For instance, if a man files for Social Security at age 66 and receives a $2,000 benefit, his former wife could get $1,000 as long as the couple saw a 10th wedding anniversary. Divorced widows also are eligible to collect the spousal benefit if they were married 10 years, says Jim Blair, a former Social Security administrator who co-runs Premier Social Security Consulting.
"If you are married nine years and 11 months, you would get nothing," Blair says.
Filing tax returns
If your spouse cheats on income taxes, you may not be liable if you prove your innocence.
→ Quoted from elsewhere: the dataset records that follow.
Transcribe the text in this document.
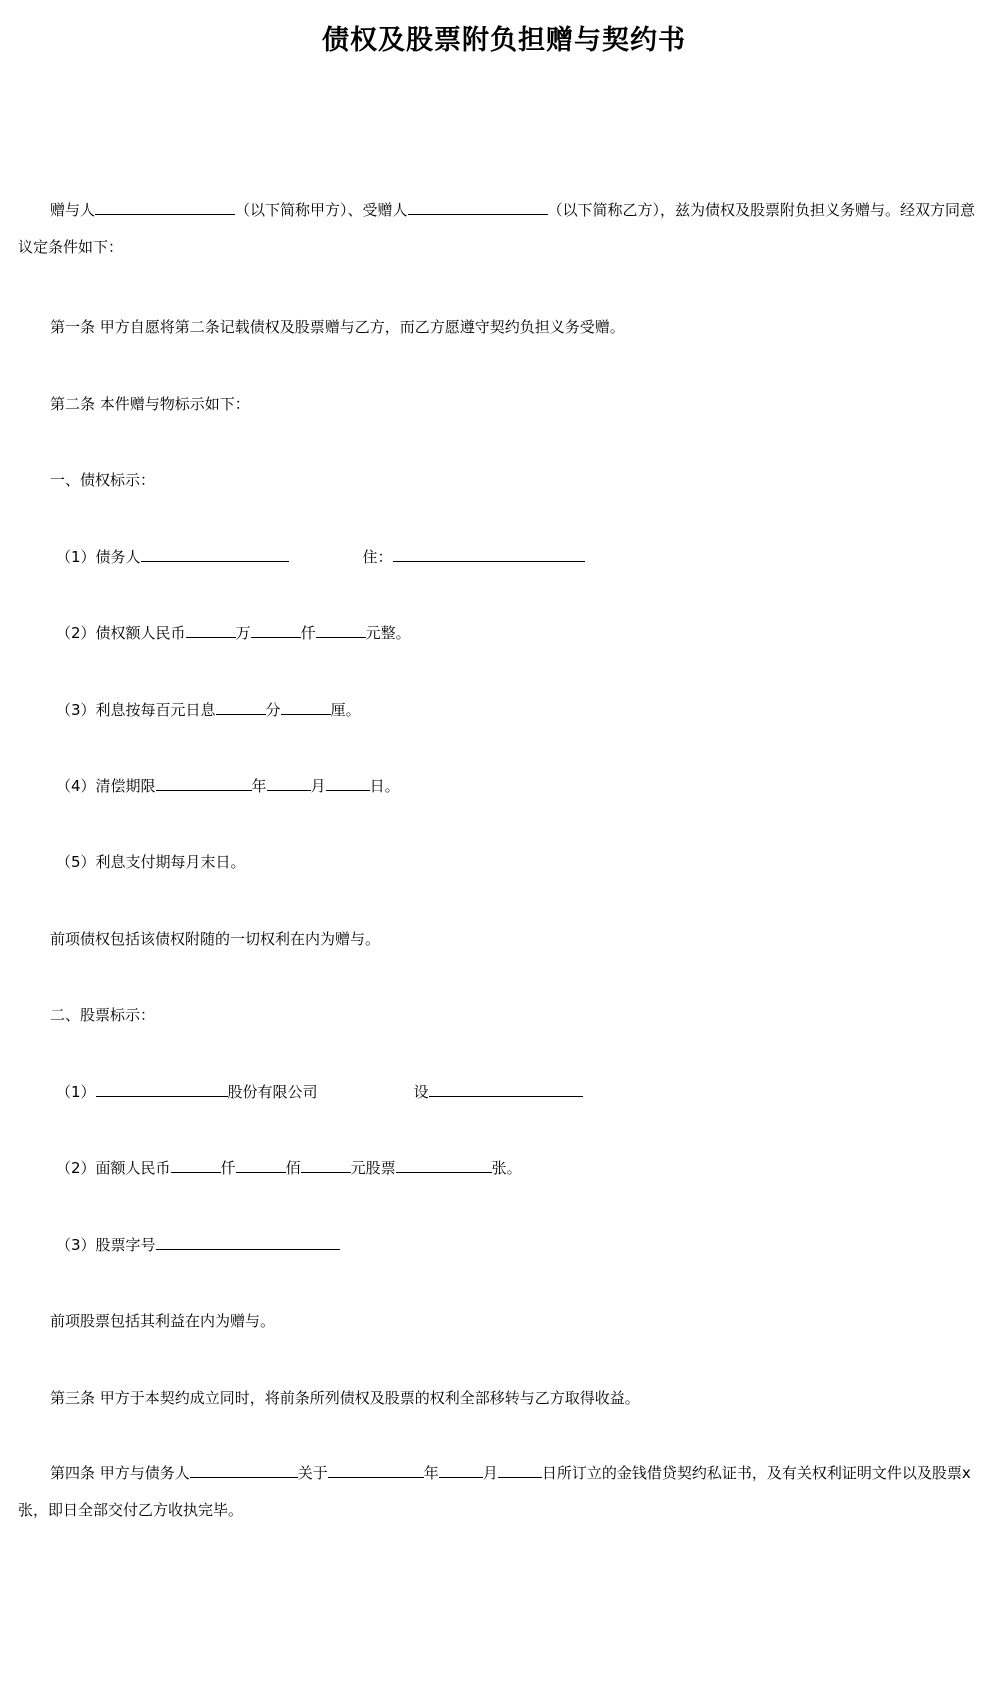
债权及股票附负担赠与契约书

赠与人	（以下简称甲方）、受赠人	（以下简称乙方），兹为债权及股票附负担义务赠与。经双方同意议定条件如下：

第一条 甲方自愿将第二条记载债权及股票赠与乙方，而乙方愿遵守契约负担义务受赠。

第二条 本件赠与物标示如下：

一、债权标示：

（1）债务人	住：

（2）债权额人民币	万	仟	元整。

（3）利息按每百元日息	分	厘。

（4）清偿期限	年	月	日。

（5）利息支付期每月末日。

前项债权包括该债权附随的一切权利在内为赠与。

二、股票标示：

（1）	股份有限公司	设

（2）面额人民币	仟	佰	元股票	张。

（3）股票字号

前项股票包括其利益在内为赠与。

第三条 甲方于本契约成立同时，将前条所列债权及股票的权利全部移转与乙方取得收益。

第四条 甲方与债务人	关于	年	月	日所订立的金钱借贷契约私证书，及有关权利证明文件以及股票x张，即日全部交付乙方收执完毕。
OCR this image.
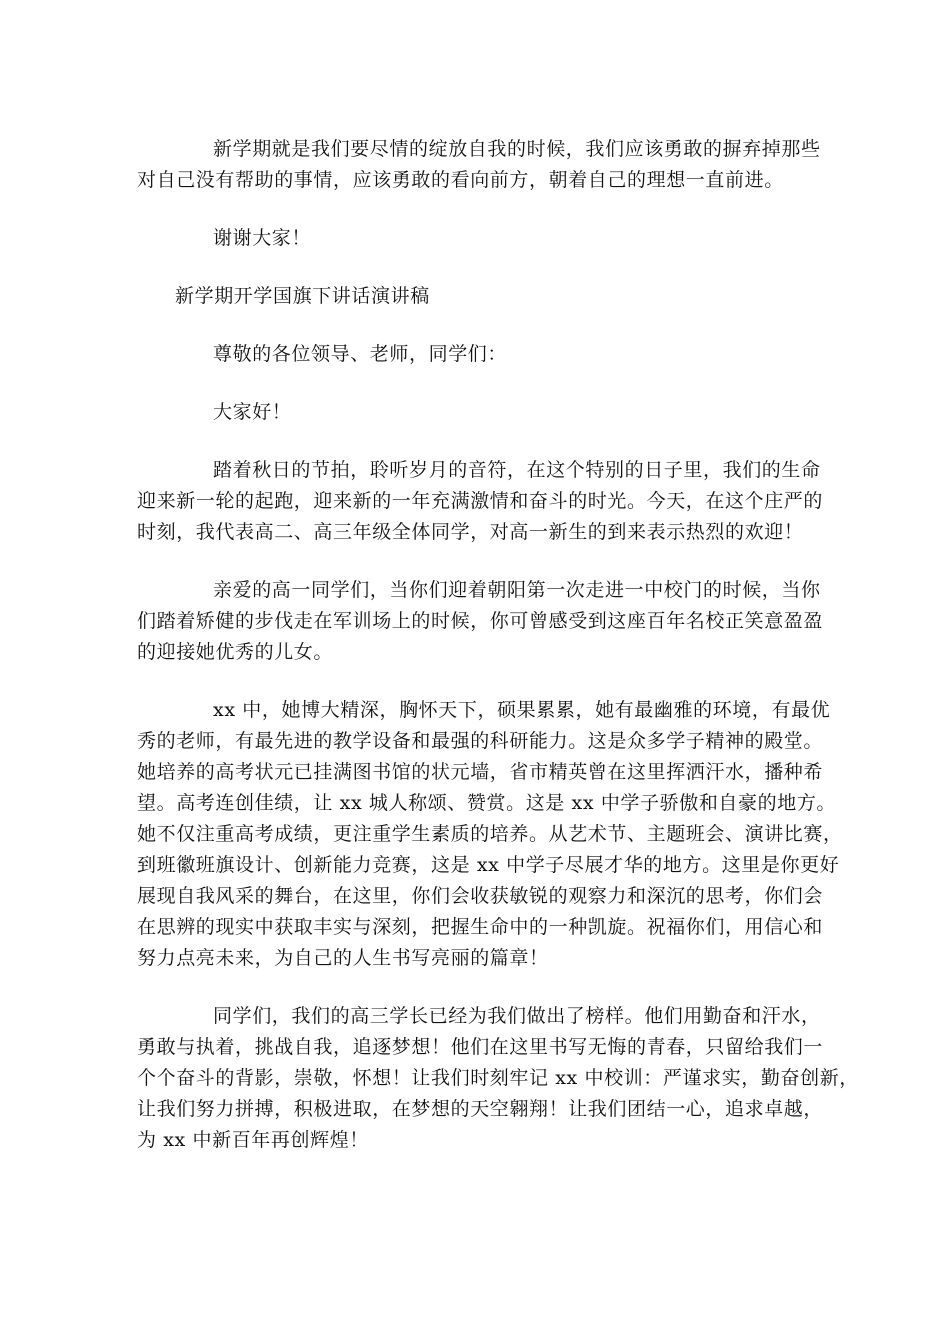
新学期就是我们要尽情的绽放自我的时候，我们应该勇敢的摒弃掉那些
对自己没有帮助的事情，应该勇敢的看向前方，朝着自己的理想一直前进。
谢谢大家！
新学期开学国旗下讲话演讲稿
尊敬的各位领导、老师，同学们：
大家好！
踏着秋日的节拍，聆听岁月的音符，在这个特别的日子里，我们的生命
迎来新一轮的起跑，迎来新的一年充满激情和奋斗的时光。今天，在这个庄严的
时刻，我代表高二、高三年级全体同学，对高一新生的到来表示热烈的欢迎！
亲爱的高一同学们，当你们迎着朝阳第一次走进一中校门的时候，当你
们踏着矫健的步伐走在军训场上的时候，你可曾感受到这座百年名校正笑意盈盈
的迎接她优秀的儿女。
xx 中，她博大精深，胸怀天下，硕果累累，她有最幽雅的环境，有最优
秀的老师，有最先进的教学设备和最强的科研能力。这是众多学子精神的殿堂。
她培养的高考状元已挂满图书馆的状元墙，省市精英曾在这里挥洒汗水，播种希
望。高考连创佳绩，让 xx 城人称颂、赞赏。这是 xx 中学子骄傲和自豪的地方。
她不仅注重高考成绩，更注重学生素质的培养。从艺术节、主题班会、演讲比赛，
到班徽班旗设计、创新能力竞赛，这是 xx 中学子尽展才华的地方。这里是你更好
展现自我风采的舞台，在这里，你们会收获敏锐的观察力和深沉的思考，你们会
在思辨的现实中获取丰实与深刻，把握生命中的一种凯旋。祝福你们，用信心和
努力点亮未来，为自己的人生书写亮丽的篇章！
同学们，我们的高三学长已经为我们做出了榜样。他们用勤奋和汗水，
勇敢与执着，挑战自我，追逐梦想！他们在这里书写无悔的青春，只留给我们一
个个奋斗的背影，崇敬，怀想！让我们时刻牢记 xx 中校训：严谨求实，勤奋创新，
让我们努力拼搏，积极进取，在梦想的天空翱翔！让我们团结一心，追求卓越，
为 xx 中新百年再创辉煌！
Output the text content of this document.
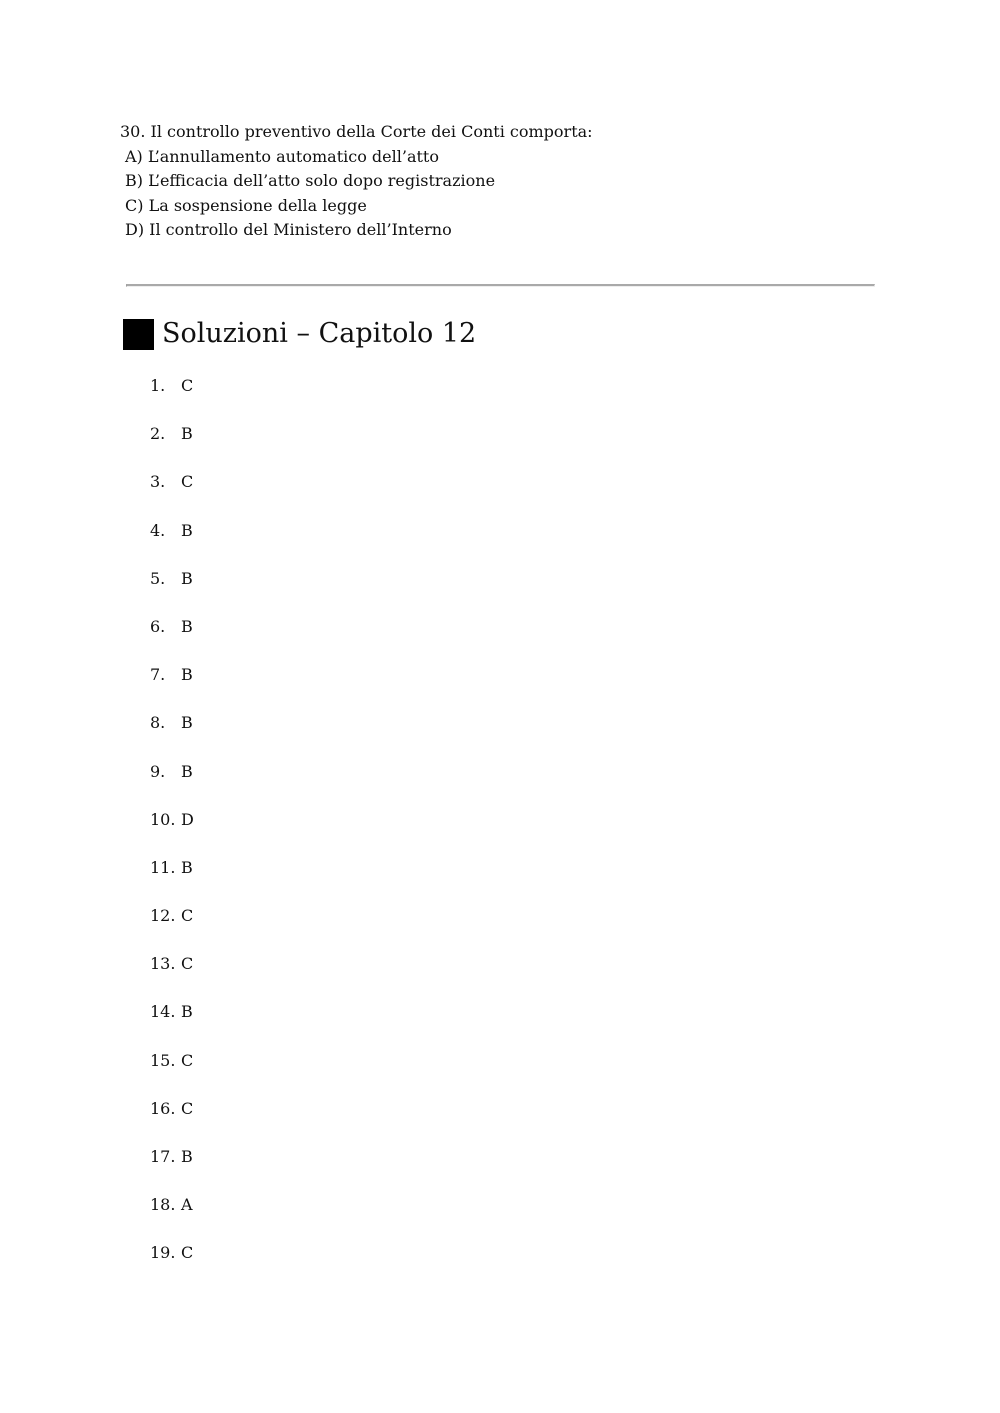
30. Il controllo preventivo della Corte dei Conti comporta:
A) L’annullamento automatico dell’atto
B) L’efficacia dell’atto solo dopo registrazione
C) La sospensione della legge
D) Il controllo del Ministero dell’Interno
Soluzioni – Capitolo 12
1. C
2. B
3. C
4. B
5. B
6. B
7. B
8. B
9. B
10. D
11. B
12. C
13. C
14. B
15. C
16. C
17. B
18. A
19. C
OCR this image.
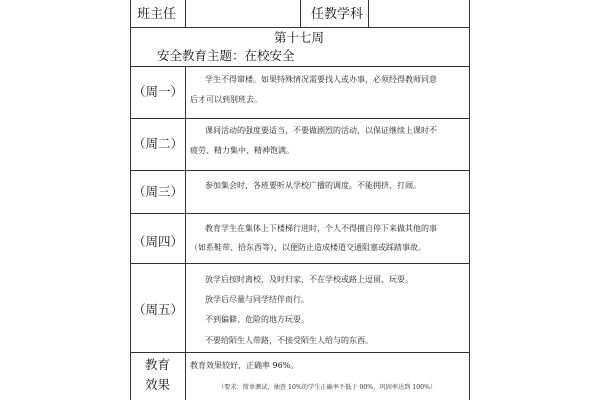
班主任	任教学科
第十七周
安全教育主题：在校安全
（周一）
学生不得窜楼。如果特殊情况需要找人或办事，必须经得教师同意
后才可以到别班去。
（周二）
课间活动的强度要适当，不要做剧烈的活动，以保证继续上课时不
疲劳、精力集中、精神饱满。
（周三）	参加集会时，各班要听从学校广播的调度。不能拥挤、打闹。
（周四）
教育学生在集体上下楼梯行进时，个人不得擅自停下来做其他的事
（如系鞋带、拾东西等），以便防止造成楼道交通阻塞或踩踏事故。
（周五）
放学后按时离校，及时归家，不在学校或路上逗留、玩耍。
放学后尽量与同学结伴而行。
不到偏僻、危险的地方玩耍。
不要给陌生人带路，不接受陌生人给与的东西。
教育
效果
教育效果较好，正确率 96%。
（要求：简单测试，抽查 10%的学生正确率不低于 90%，巩固率达到 100%）
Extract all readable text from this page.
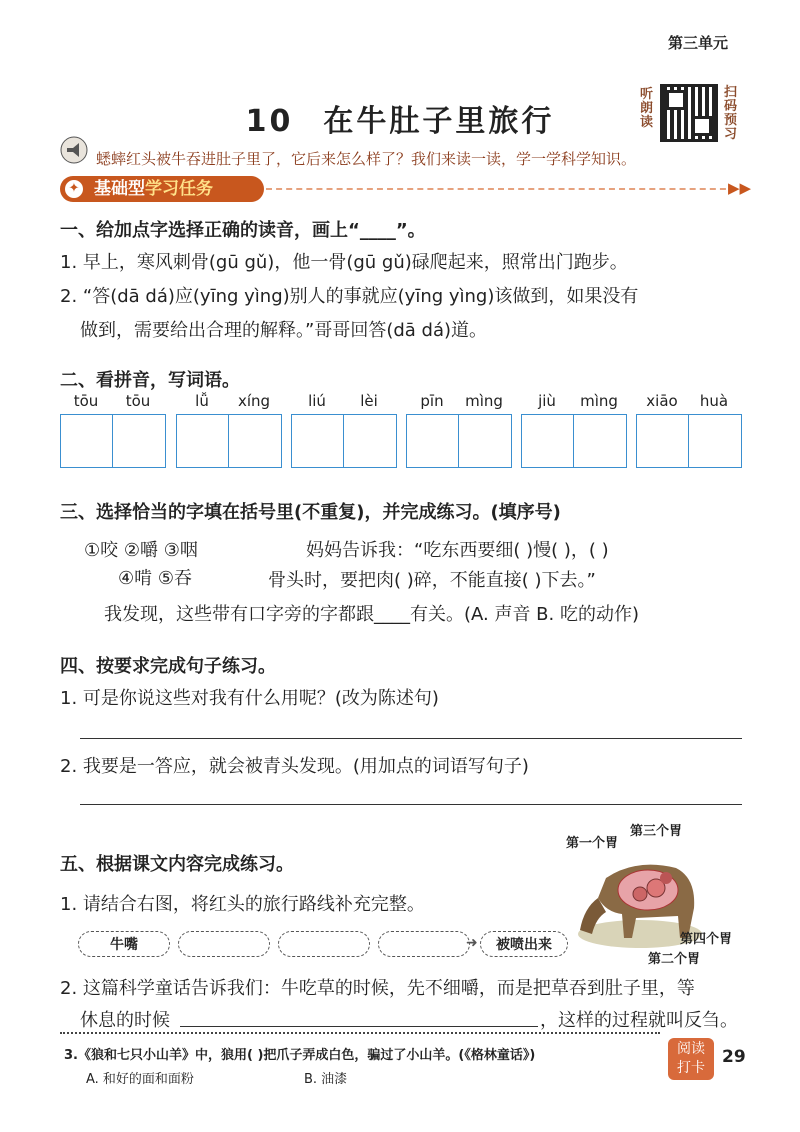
第三单元
10 在牛肚子里旅行
听朗读
扫码预习
蟋蟀红头被牛吞进肚子里了，它后来怎么样了？我们来读一读，学一学科学知识。
基础型学习任务
✦	▶▶
一、给加点字选择正确的读音，画上“____”。
1. 早上，寒风刺骨(gū gǔ)，他一骨(gū gǔ)碌爬起来，照常出门跑步。
2. “答(dā dá)应(yīng yìng)别人的事就应(yīng yìng)该做到，如果没有
做到，需要给出合理的解释。”哥哥回答(dā dá)道。
二、看拼音，写词语。
tōu	tōu	lǚ	xíng	liú	lèi	pīn	mìng	jiù	mìng	xiāo	huà
三、选择恰当的字填在括号里(不重复)，并完成练习。(填序号)
①咬 ②嚼 ③咽
④啃 ⑤吞
妈妈告诉我：“吃东西要细( )慢( )，( )
骨头时，要把肉( )碎，不能直接( )下去。”
我发现，这些带有口字旁的字都跟____有关。(A. 声音 B. 吃的动作)
四、按要求完成句子练习。
1. 可是你说这些对我有什么用呢？(改为陈述句)
2. 我要是一答应，就会被青头发现。(用加点的词语写句子)
五、根据课文内容完成练习。
1. 请结合右图，将红头的旅行路线补充完整。
第一个胃
第三个胃
第四个胃
第二个胃
牛嘴	➜	被喷出来
2. 这篇科学童话告诉我们：牛吃草的时候，先不细嚼，而是把草吞到肚子里，等
休息的时候	，这样的过程就叫反刍。
3.《狼和七只小山羊》中，狼用( )把爪子弄成白色，骗过了小山羊。(《格林童话》)
A. 和好的面和面粉	B. 油漆
阅读
打卡
29
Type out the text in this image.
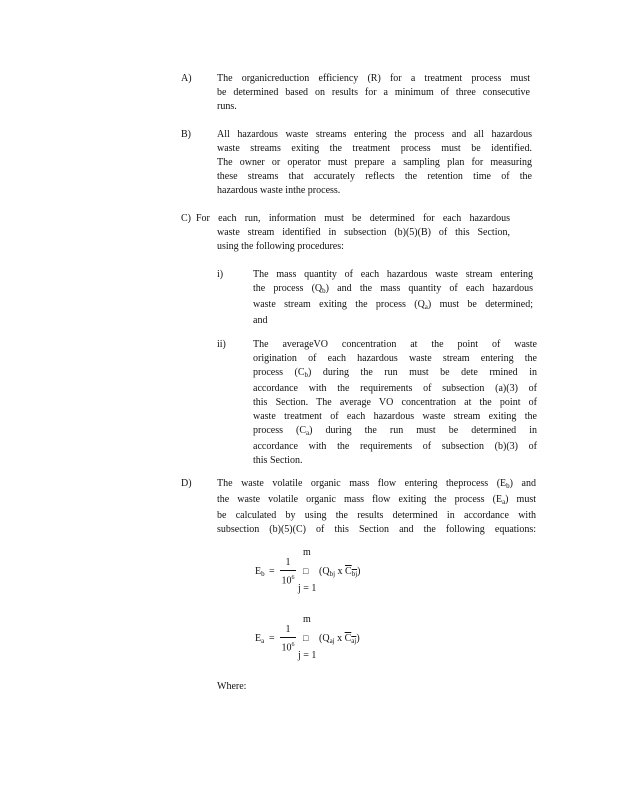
A)	The organicreduction efficiency (R) for a treatment process must
be determined based on results for a minimum of three consecutive
runs.
B)	All hazardous waste streams entering the process and all hazardous
waste streams exiting the treatment process must be identified.
The owner or operator must prepare a sampling plan for measuring
these streams that accurately reflects the retention time of the
hazardous waste inthe process.
C) For each run, information must be determined for each hazardous
waste stream identified in subsection (b)(5)(B) of this Section,
using the following procedures:
i)	The mass quantity of each hazardous waste stream entering
the process $(Q_b)$ and the mass quantity of each hazardous
waste stream exiting the process $(Q_a)$ must be determined;
and
ii)	The averageVO concentration at the point of waste
origination of each hazardous waste stream entering the
process $(C_b)$ during the run must be dete rmined in
accordance with the requirements of subsection (a)(3) of
this Section. The average VO concentration at the point of
waste treatment of each hazardous waste stream exiting the
process $(C_a)$ during the run must be determined in
accordance with the requirements of subsection (b)(3) of
this Section.
D)	The waste volatile organic mass flow entering theprocess $(E_b)$ and
the waste volatile organic mass flow exiting the process $(E_a)$ must
be calculated by using the results determined in accordance with
subsection (b)(5)(C) of this Section and the following equations:
m
$E_b$ =
1
$10^6$
□ ($Q_{bj}$ x $\overline{C}_{\overline{bj}}$)
j = 1
m
$E_a$ =
1
$10^6$
□ ($Q_{aj}$ x $\overline{C}_{\overline{aj}}$)
j = 1
Where:
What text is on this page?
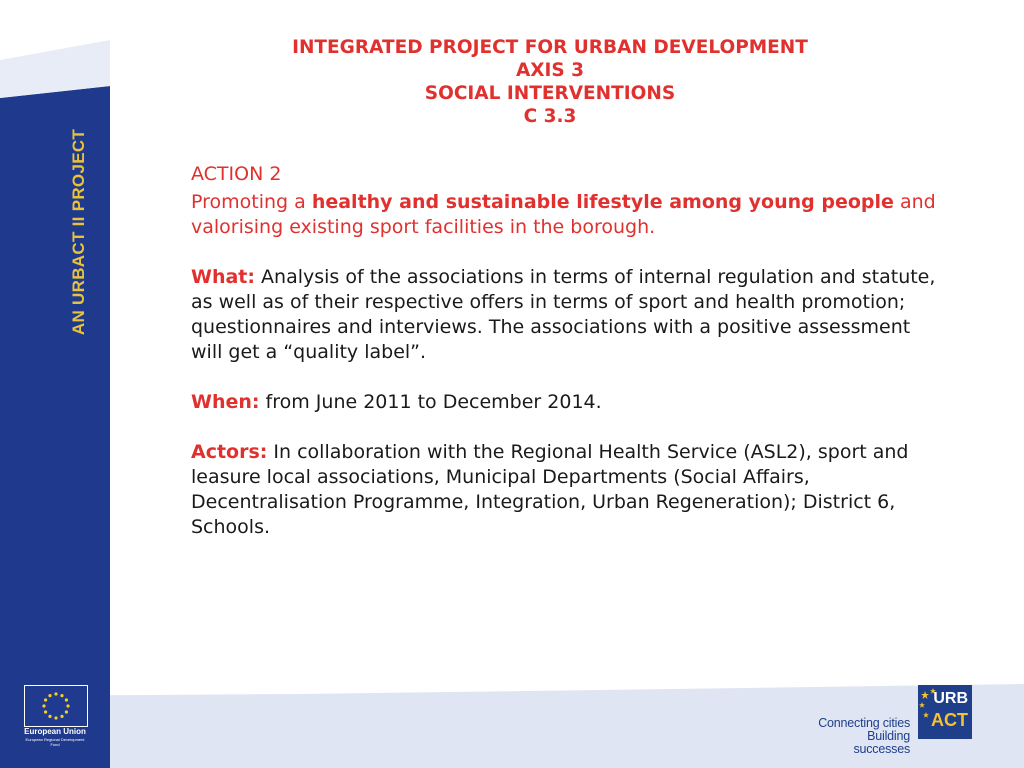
AN URBACT II PROJECT
European Union
European Regional Development Fund
INTEGRATED PROJECT FOR URBAN DEVELOPMENT
AXIS 3
SOCIAL INTERVENTIONS
C 3.3
ACTION 2

Promoting a healthy and sustainable lifestyle among young people and valorising existing sport facilities in the borough.

What: Analysis of the associations in terms of internal regulation and statute, as well as of their respective offers in terms of sport and health promotion; questionnaires and interviews. The associations with a positive assessment will get a “quality label”.

When: from June 2011 to December 2014.

Actors: In collaboration with the Regional Health Service (ASL2), sport and leasure local associations, Municipal Departments (Social Affairs, Decentralisation Programme, Integration, Urban Regeneration); District 6, Schools.

Connecting cities
Building successes
URB
ACT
A homemaker who earns no income does not have to file his or her own separate income tax return but usually elects to file a joint return with the paycheck-earning spouse, says Paul Kohlhoff, law professor and supervising faculty attorney of the tax clinic at Valparaiso University Law School in Indiana.
The fact that a nonearning spouse jointly files will probably enhance the chances of getting "innocent spouse" relief in cases where the Internal Revenue Service is collecting on a fraudulent return, so long as the nonearning spouse was not aware of the fraud, Kohlhoff says.
The IRS originally came up with an "innocent spouse" rule to provide relief to a spouse who files jointly but was compelled by duress or lack of knowledge to sign off on a return that understated income or underpaid the amount owed, Kohlhoff says.
It's easier for nonworking spouses to be granted this relief since the IRS could argue "there was tacit consent," if a working partner signed a joint return when she or he could file separately, Kohlhoff says.
Usually, a spouse is divorced or separated when he or she asks for relief from having to pay the amount owed. The IRS recently liberalized the rules, eliminating a two-year deadline from the time of the first collection for petitioning for relief. Still, nonworking spouses must prove that they were under physical or emotional duress or ignorant of the tax cheating to be granted this relief, Kohlhoff says.